French mathematician

Martine Queffélec (née Joublin; born 1949) is a French mathematician associated with the University of Lille and known for her research on continued fractions, Diophantine approximation, combinatorics on words, L-systems, and related topics in dynamical systems.

==Education and career==
Queffélec defended her doctoral dissertation in 1984.
By 1987, she was working at the Université Sorbonne Paris Nord;
she moved to the Lille University of Science and Technology in 1993.

==Books==
Queffélec is the author of the book Substitution Dynamical Systems – Spectral Analysis (Springer, Lecture Notes in Mathematics 1294, 1987; 2nd ed., 2010).
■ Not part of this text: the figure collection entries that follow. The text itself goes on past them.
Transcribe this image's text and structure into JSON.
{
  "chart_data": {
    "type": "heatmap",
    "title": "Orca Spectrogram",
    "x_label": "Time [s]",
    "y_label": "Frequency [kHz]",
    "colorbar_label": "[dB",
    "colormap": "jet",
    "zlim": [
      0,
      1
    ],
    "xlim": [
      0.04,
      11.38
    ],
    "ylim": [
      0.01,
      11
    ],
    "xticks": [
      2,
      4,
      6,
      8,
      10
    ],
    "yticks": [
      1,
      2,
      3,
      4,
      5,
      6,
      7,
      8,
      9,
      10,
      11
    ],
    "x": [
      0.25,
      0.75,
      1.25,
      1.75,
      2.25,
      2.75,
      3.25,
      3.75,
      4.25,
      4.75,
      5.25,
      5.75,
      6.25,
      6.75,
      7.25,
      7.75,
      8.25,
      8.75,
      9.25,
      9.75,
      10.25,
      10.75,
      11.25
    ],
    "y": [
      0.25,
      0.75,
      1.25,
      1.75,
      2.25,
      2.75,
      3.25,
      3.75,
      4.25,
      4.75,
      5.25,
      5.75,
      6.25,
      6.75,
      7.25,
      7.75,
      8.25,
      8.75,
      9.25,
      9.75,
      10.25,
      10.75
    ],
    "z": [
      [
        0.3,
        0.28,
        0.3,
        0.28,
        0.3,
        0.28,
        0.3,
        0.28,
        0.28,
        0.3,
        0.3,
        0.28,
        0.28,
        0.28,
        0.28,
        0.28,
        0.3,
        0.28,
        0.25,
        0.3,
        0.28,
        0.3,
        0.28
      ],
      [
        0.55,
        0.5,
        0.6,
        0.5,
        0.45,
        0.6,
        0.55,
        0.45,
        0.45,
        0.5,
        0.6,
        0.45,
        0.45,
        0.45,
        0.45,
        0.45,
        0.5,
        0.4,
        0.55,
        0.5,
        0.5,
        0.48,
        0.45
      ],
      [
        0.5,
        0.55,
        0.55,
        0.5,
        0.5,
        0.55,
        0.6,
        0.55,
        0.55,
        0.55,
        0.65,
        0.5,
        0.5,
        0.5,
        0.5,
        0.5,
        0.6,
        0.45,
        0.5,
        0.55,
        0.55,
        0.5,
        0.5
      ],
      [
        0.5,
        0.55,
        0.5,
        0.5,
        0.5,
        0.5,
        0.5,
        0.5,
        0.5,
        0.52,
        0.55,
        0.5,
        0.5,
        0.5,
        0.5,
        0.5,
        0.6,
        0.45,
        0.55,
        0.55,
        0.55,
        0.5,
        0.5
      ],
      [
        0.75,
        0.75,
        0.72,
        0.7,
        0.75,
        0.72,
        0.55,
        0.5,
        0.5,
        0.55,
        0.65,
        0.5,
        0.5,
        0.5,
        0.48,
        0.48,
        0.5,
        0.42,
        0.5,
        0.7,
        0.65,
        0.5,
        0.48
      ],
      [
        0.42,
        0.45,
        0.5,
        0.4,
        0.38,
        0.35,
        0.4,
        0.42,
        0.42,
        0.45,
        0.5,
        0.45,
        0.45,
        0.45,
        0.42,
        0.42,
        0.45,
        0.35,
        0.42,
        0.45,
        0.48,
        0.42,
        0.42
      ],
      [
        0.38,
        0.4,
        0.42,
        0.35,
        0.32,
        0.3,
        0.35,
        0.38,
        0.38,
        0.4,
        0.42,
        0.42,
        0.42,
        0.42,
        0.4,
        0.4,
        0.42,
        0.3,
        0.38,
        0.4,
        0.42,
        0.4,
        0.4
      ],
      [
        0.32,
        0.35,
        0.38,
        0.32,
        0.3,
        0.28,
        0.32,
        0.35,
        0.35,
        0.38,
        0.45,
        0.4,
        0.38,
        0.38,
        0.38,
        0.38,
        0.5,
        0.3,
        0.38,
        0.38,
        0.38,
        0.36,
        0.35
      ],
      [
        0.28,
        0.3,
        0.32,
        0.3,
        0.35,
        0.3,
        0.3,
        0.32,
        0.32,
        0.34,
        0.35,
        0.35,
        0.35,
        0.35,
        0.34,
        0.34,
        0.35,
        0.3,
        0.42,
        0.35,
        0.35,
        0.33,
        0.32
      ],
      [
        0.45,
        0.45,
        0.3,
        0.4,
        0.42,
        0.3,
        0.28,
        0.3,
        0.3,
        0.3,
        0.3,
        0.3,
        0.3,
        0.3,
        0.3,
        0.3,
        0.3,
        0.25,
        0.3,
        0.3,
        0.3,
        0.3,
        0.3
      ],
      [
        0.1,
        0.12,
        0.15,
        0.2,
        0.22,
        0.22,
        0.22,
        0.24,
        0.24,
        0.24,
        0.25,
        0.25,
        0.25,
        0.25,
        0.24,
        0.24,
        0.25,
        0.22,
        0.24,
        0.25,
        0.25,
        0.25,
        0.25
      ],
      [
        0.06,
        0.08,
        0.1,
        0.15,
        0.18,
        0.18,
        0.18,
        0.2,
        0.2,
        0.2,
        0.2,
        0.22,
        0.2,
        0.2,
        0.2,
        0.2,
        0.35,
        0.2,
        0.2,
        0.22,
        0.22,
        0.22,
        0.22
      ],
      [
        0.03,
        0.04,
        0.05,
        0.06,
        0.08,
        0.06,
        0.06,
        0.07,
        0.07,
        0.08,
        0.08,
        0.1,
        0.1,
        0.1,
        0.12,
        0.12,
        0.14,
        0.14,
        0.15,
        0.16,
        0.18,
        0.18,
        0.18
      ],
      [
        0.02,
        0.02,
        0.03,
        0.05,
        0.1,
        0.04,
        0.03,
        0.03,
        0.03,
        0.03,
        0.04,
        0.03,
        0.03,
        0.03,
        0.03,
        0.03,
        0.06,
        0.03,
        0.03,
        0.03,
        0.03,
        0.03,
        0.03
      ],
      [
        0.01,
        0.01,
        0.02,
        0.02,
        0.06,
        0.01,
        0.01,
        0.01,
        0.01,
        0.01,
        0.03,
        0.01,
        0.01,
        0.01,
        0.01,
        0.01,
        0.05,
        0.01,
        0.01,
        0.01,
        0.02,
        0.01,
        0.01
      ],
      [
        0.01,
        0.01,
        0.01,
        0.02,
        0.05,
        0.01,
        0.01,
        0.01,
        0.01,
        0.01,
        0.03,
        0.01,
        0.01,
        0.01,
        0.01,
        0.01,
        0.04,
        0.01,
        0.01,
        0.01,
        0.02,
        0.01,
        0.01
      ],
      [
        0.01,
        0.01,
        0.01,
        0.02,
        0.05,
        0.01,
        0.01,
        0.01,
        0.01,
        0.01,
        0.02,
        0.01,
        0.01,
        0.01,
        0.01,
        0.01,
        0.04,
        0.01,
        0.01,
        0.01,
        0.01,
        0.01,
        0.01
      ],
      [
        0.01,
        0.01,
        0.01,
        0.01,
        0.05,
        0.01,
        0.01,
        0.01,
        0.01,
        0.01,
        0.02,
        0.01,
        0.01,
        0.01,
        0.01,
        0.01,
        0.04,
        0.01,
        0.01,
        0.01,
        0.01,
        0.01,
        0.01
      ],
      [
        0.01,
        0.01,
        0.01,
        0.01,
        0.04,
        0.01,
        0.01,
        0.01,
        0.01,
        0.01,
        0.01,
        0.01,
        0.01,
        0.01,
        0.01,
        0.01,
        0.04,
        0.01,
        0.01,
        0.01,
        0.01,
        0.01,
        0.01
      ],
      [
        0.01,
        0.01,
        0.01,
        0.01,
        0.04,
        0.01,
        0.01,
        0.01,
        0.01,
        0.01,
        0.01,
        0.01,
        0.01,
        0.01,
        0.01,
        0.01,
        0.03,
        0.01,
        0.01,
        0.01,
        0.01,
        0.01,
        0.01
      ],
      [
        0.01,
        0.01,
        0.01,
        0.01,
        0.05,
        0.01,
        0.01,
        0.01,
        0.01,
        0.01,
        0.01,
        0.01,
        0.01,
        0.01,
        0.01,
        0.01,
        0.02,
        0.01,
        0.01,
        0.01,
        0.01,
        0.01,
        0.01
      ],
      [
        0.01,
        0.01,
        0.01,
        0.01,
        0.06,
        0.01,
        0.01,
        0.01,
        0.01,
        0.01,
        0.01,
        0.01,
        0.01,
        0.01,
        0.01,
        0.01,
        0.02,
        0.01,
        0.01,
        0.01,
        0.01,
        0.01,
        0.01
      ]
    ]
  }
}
She is the co-author, with Hervé Queffélec, of Diophantine Approximation and Dirichlet Series (Harish-Chandra Research Institute Lecture Notes 2, 2013).

==Recognition==
In 2011, the Lille University of Science and Technology hosted a conference "Analyse 2011" in honor of both Martine and Hervé Queffélec.

==Personal life and family==
Queffélec's husband, mathematician Hervé Queffélec, is a son of French writer Henri Queffélec (1910–1992), and the brother of pianist Anne Queffélec and novelist Yann Queffélec.